Question

A point $P$ lies on the axis of a flat coil carrying a current. The magnetic moment of the coil is $\mu .$ What will be the magnetic field at point $P$ ? It is given that the distance of $ \, P$ from the centre of coil is $d$ , which is large compared to the radius of the coil.
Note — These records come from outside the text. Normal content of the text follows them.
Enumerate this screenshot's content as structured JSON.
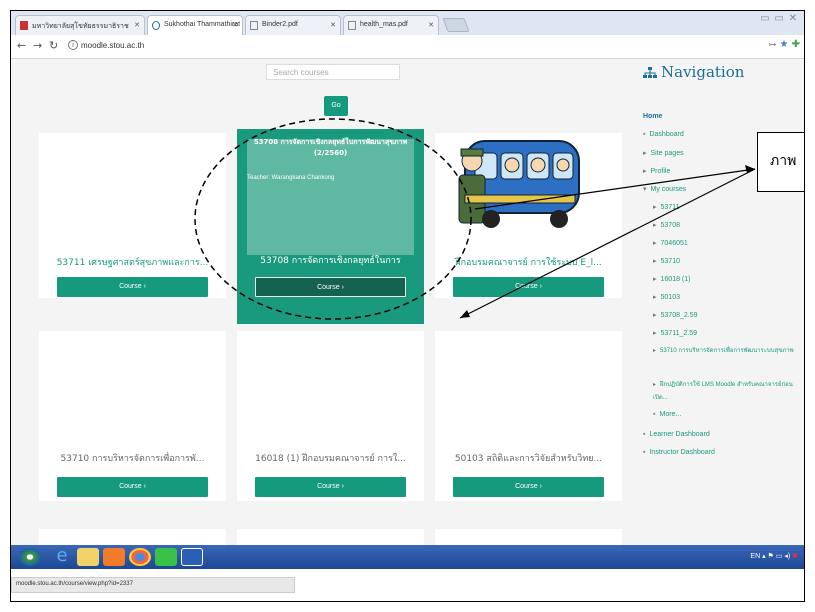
{
  "browser": {
    "tabs": [
      {
        "label": "มหาวิทยาลัยสุโขทัยธรรมาธิราช"
      },
      {
        "label": "Sukhothai Thammathirat"
      },
      {
        "label": "Binder2.pdf"
      },
      {
        "label": "health_mas.pdf"
      }
    ],
    "url": "moodle.stou.ac.th",
    "status_url": "moodle.stou.ac.th/course/view.php?id=2337"
  },
  "search": {
    "placeholder": "Search courses",
    "go_label": "Go"
  },
  "courses": [
    {
      "title": "53711 เศรษฐศาสตร์สุขภาพและการ...",
      "button": "Course ›"
    },
    {
      "title": "53708 การจัดการเชิงกลยุทธ์ในการ",
      "button": "Course ›",
      "hover_title": "53708 การจัดการเชิงกลยุทธ์ในการพัฒนาสุขภาพ (2/2560)",
      "teacher": "Teacher: Warangkana Chankong"
    },
    {
      "title": "ฝึกอบรมคณาจารย์ การใช้ระบบ E_l...",
      "button": "Course ›"
    },
    {
      "title": "53710 การบริหารจัดการเพื่อการพั...",
      "button": "Course ›"
    },
    {
      "title": "16018 (1) ฝึกอบรมคณาจารย์ การใ...",
      "button": "Course ›"
    },
    {
      "title": "50103 สถิติและการวิจัยสำหรับวิทย...",
      "button": "Course ›"
    }
  ],
  "navigation": {
    "title": "Navigation",
    "home": "Home",
    "items": [
      "Dashboard",
      "Site pages",
      "Profile",
      "My courses"
    ],
    "my_courses": [
      "53711",
      "53708",
      "7046051",
      "53710",
      "16018 (1)",
      "50103",
      "53708_2.59",
      "53711_2.59",
      "53710 การบริหารจัดการเพื่อการพัฒนาระบบสุขภาพ",
      "ฝึกปฏิบัติการใช้ LMS Moodle สำหรับคณาจารย์ก่อนเปิด..."
    ],
    "more": "More...",
    "learner_dashboard": "Learner Dashboard",
    "instructor_dashboard": "Instructor Dashboard"
  },
  "taskbar": {
    "tray": "EN"
  },
  "callout": {
    "text": "ภาพ"
  },
  "colors": {
    "accent": "#169a7d",
    "nav_title": "#1a6e97"
  }
}
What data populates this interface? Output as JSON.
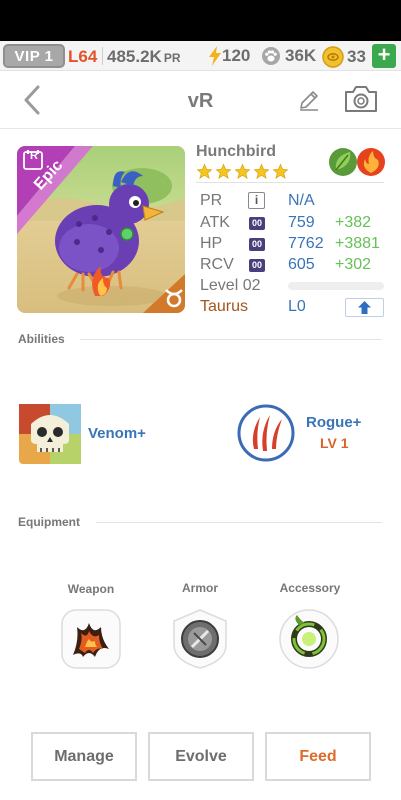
{
  "status": {
    "vip": "VIP 1",
    "level": "L64",
    "power": "485.2K",
    "power_unit": "PR",
    "energy": "120",
    "paws": "36K",
    "coins": "33",
    "add": "+"
  },
  "nav": {
    "title": "vR"
  },
  "monster": {
    "name": "Hunchbird",
    "rarity": "Epic",
    "rarity_badge": "R",
    "stars": 5,
    "elements": [
      "leaf-icon",
      "fire-icon"
    ]
  },
  "stats": {
    "pr_label": "PR",
    "pr_value": "N/A",
    "info": "i",
    "atk_label": "ATK",
    "atk_value": "759",
    "atk_bonus": "+382",
    "hp_label": "HP",
    "hp_value": "7762",
    "hp_bonus": "+3881",
    "rcv_label": "RCV",
    "rcv_value": "605",
    "rcv_bonus": "+302",
    "icon_text": "00",
    "level": "Level 02",
    "sign": "Taurus",
    "sign_level": "L0"
  },
  "abilities": {
    "label": "Abilities",
    "items": [
      {
        "name": "Venom+"
      },
      {
        "name": "Rogue+",
        "level": "LV 1"
      }
    ]
  },
  "equipment": {
    "label": "Equipment",
    "slots": [
      "Weapon",
      "Armor",
      "Accessory"
    ]
  },
  "buttons": {
    "manage": "Manage",
    "evolve": "Evolve",
    "feed": "Feed"
  },
  "colors": {
    "accent_blue": "#3a74b8",
    "bonus_green": "#66c156",
    "level_orange": "#e4532b",
    "feed_orange": "#de6a2b",
    "add_green": "#3aa84b"
  }
}
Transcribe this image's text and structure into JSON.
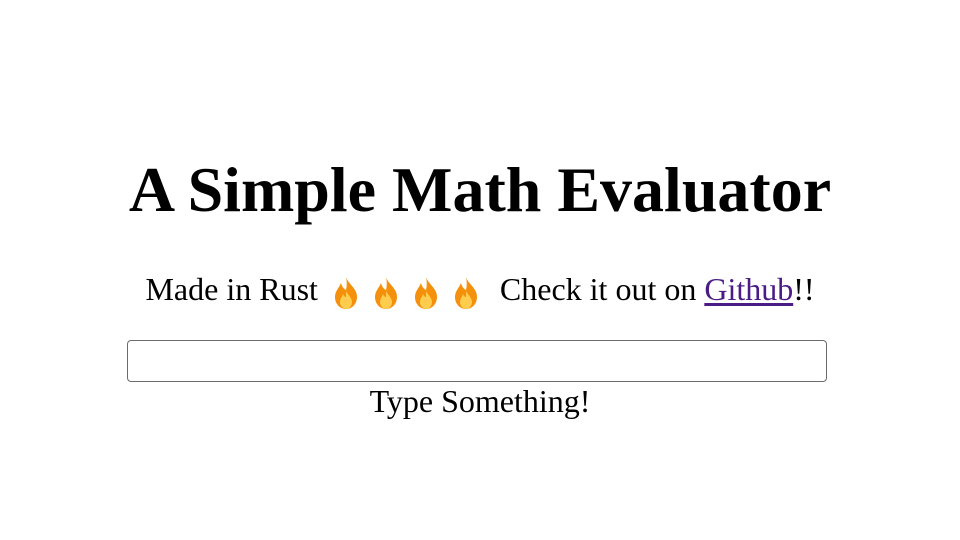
{
  "header": {
    "title": "A Simple Math Evaluator"
  },
  "subtitle": {
    "prefix": "Made in Rust",
    "fire_icon": "fire-icon",
    "fire_count": 4,
    "middle": "Check it out on",
    "link_text": "Github",
    "suffix": "!!",
    "link_color": "#4b1c86"
  },
  "input": {
    "value": "",
    "placeholder": ""
  },
  "output": {
    "text": "Type Something!"
  }
}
• A. $\frac{\left(\mu \right)_{0}}{2 \pi }\left(\frac{\mu }{d^{3}}\right)$
• B. $\frac{\left(\mu \right)_{0}}{4 \pi }\left(\frac{\mu }{d^{3}}\right)$
• C. $\frac{\left(\mu \right)_{0}}{6 \pi }\left(\frac{\mu }{d^{2}}\right)$
• D. $\frac{\left(\mu \right)_{0}}{8 \pi }\left(\frac{\mu }{d^{2}}\right)$

Answer 1

Answer: (A)

The magnetic field at $P$ due to the flat coil of $n$ turns, radius $r$ , carrying current i is
$\mathrm{B}=\frac{\mu_0}{2} \cdot \frac{\operatorname{nir}^2}{\left(\mathrm{~d}^2+\mathrm{r}^2\right)^{3 / 2}} \cong \frac{\mu_0}{2} \cdot \frac{\operatorname{nir}^2}{\mathrm{~d}^3}(\mathrm{~d}>>\mathrm{r})$
$=\frac{\mu_0}{2 \pi} \cdot \frac{\mathrm{n}\left(\pi \mathrm{r}^2\right) \mathrm{i}}{\mathrm{d}^3}=\frac{\mu_0}{2 \pi} \cdot \frac{\mu}{\mathrm{d}^3}$